力气不重,但鞋跟踢上去也挺疼,傅择溪捂着膝盖面色一变:“卧槽姑奶奶你真踢。”
“谁让你那么看着我,别以为我不知道你在想什么。”阮月歆说。
这个时候也才五点钟左右,天边的乌云压得很低,一丝天光不泄。几个人拿着包里的布料铺展,坐在一片空地上。

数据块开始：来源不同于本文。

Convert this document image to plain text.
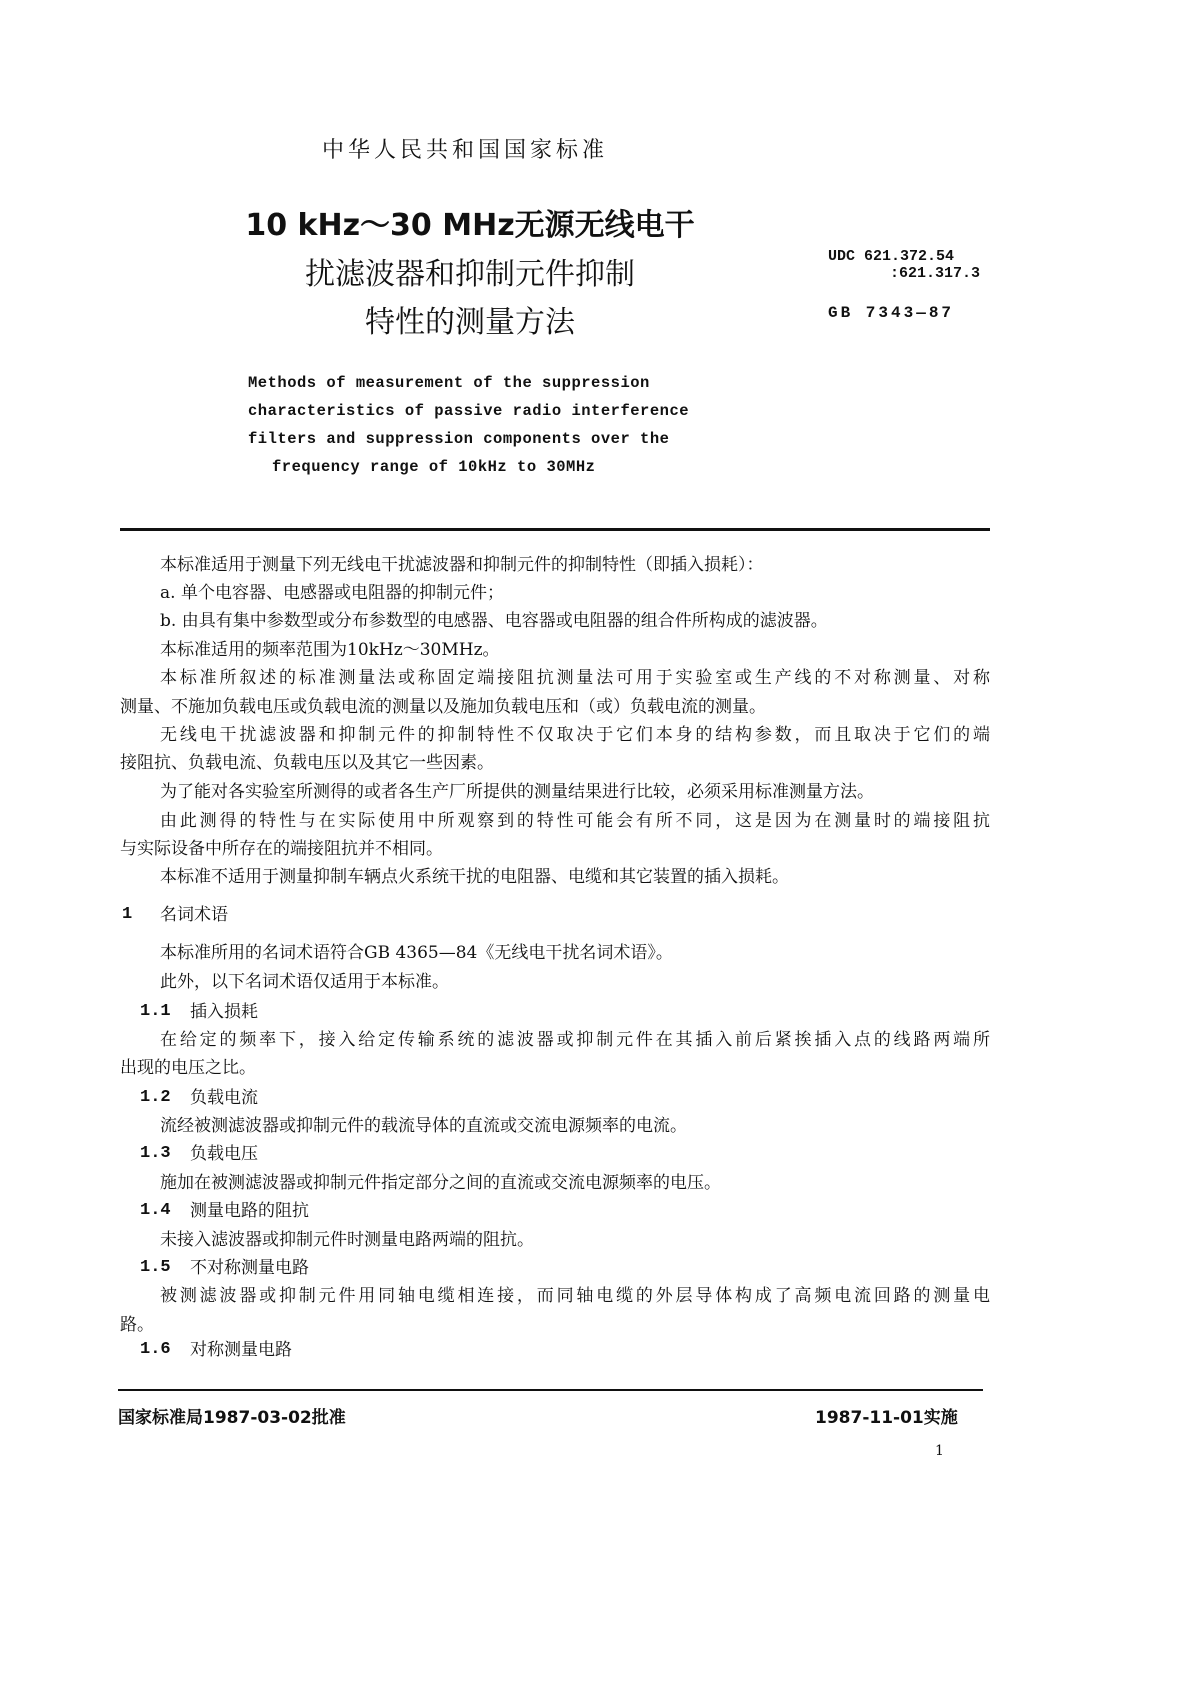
中华人民共和国国家标准
10 kHz～30 MHz无源无线电干
扰滤波器和抑制元件抑制
特性的测量方法
UDC 621.372.54
:621.317.3
GB 7343—87
Methods of measurement of the suppression
characteristics of passive radio interference
filters and suppression components over the
frequency range of 10kHz to 30MHz
本标准适用于测量下列无线电干扰滤波器和抑制元件的抑制特性（即插入损耗）：
a. 单个电容器、电感器或电阻器的抑制元件；
b. 由具有集中参数型或分布参数型的电感器、电容器或电阻器的组合件所构成的滤波器。
本标准适用的频率范围为10kHz～30MHz。
本标准所叙述的标准测量法或称固定端接阻抗测量法可用于实验室或生产线的不对称测量、对称
测量、不施加负载电压或负载电流的测量以及施加负载电压和（或）负载电流的测量。
无线电干扰滤波器和抑制元件的抑制特性不仅取决于它们本身的结构参数，而且取决于它们的端
接阻抗、负载电流、负载电压以及其它一些因素。
为了能对各实验室所测得的或者各生产厂所提供的测量结果进行比较，必须采用标准测量方法。
由此测得的特性与在实际使用中所观察到的特性可能会有所不同，这是因为在测量时的端接阻抗
与实际设备中所存在的端接阻抗并不相同。
本标准不适用于测量抑制车辆点火系统干扰的电阻器、电缆和其它装置的插入损耗。
1 名词术语
本标准所用的名词术语符合GB 4365—84《无线电干扰名词术语》。
此外，以下名词术语仅适用于本标准。
1.1 插入损耗
在给定的频率下，接入给定传输系统的滤波器或抑制元件在其插入前后紧挨插入点的线路两端所
出现的电压之比。
1.2 负载电流
流经被测滤波器或抑制元件的载流导体的直流或交流电源频率的电流。
1.3 负载电压
施加在被测滤波器或抑制元件指定部分之间的直流或交流电源频率的电压。
1.4 测量电路的阻抗
未接入滤波器或抑制元件时测量电路两端的阻抗。
1.5 不对称测量电路
被测滤波器或抑制元件用同轴电缆相连接，而同轴电缆的外层导体构成了高频电流回路的测量电
路。
1.6 对称测量电路
国家标准局1987-03-02批准	1987-11-01实施
1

远处眺望过去一片银色,最低处是一些楼房建筑,一团团的,坐在陵山山顶,几乎会把岫河全景纳入眼里。
风太大,阮姜理了理头发,压过耳畔,手指略微停留一瞬。傅淮生偏头看她,神色莫名。
“哎呀,咱们好像好久没这么坐一块儿了。”林舒感叹道。
阮姜笑起来:“头次和你们一起过年,新年快乐啊。”
“新年快乐!”
此起彼伏的欢呼声,拍了好多照片,最后决定来拍张合照,林舒远看近看,挑中了一棵树。
她想把手机弄成定时拍照,然后放在树枝丫上,但是手不够长,怎么也放不好。
阮姜看了两眼,帮她重新找了个位置,竖着不好放,总是会倒。